Selecting seeds during training

Hi!

How are you enforcing the usage of 200 training seeds once submitted?
I’m planning on a submission that has some logics to sample certain seeds for each environment.
And as far as Procgen is implemented, I’d have to close and instantiate again the environment to apply the designated seed.

Any info about this @mohanty ?

Hi @Leckofunny,

So in the warm-up round and round-1, we will not be evaluating generalization. So during the training phase your code will have access to all the levels.

In round-2, we will be restricting access to only 200 levels during the training phase by enforcing num_levels=200 during all env instantiation.
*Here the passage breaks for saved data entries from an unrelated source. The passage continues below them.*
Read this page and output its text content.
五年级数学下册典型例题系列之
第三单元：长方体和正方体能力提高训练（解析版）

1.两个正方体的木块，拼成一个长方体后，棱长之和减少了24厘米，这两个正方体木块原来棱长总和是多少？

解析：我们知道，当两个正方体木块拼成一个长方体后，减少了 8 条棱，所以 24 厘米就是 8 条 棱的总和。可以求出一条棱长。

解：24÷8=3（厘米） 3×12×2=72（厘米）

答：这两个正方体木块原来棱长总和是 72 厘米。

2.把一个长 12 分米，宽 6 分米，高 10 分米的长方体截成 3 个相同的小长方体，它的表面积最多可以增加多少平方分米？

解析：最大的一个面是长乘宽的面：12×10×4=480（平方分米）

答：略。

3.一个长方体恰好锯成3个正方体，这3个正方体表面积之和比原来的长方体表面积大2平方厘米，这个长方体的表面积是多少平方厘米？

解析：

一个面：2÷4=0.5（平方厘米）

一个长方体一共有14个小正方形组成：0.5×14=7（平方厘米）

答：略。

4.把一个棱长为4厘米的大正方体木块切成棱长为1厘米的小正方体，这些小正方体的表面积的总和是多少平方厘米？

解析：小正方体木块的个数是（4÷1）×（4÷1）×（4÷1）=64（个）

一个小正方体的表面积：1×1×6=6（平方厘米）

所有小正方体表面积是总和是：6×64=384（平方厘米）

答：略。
Does this answer your question ?.

Cheers,
Mohanty

@mohanty
I’d like to explicitly set a distinct seed for each worker during training, because I’ve got a concept for sampling seeds.
The implementation would probably look similar to this:
https://docs.ray.io/en/master/rllib-training.html#curriculum-learning

As far as I know, the Procgen environment has to be closed and instantiated again to apply a distinct seed (num_leves = 1, start_level = my_desired_seed), because I cannot enforce a new seed during the reset() call.

So I assume that 200 seeds will be sampled uniformly and it will not be possible to inject my logic to alter the sampling strategy of the 200 seeds.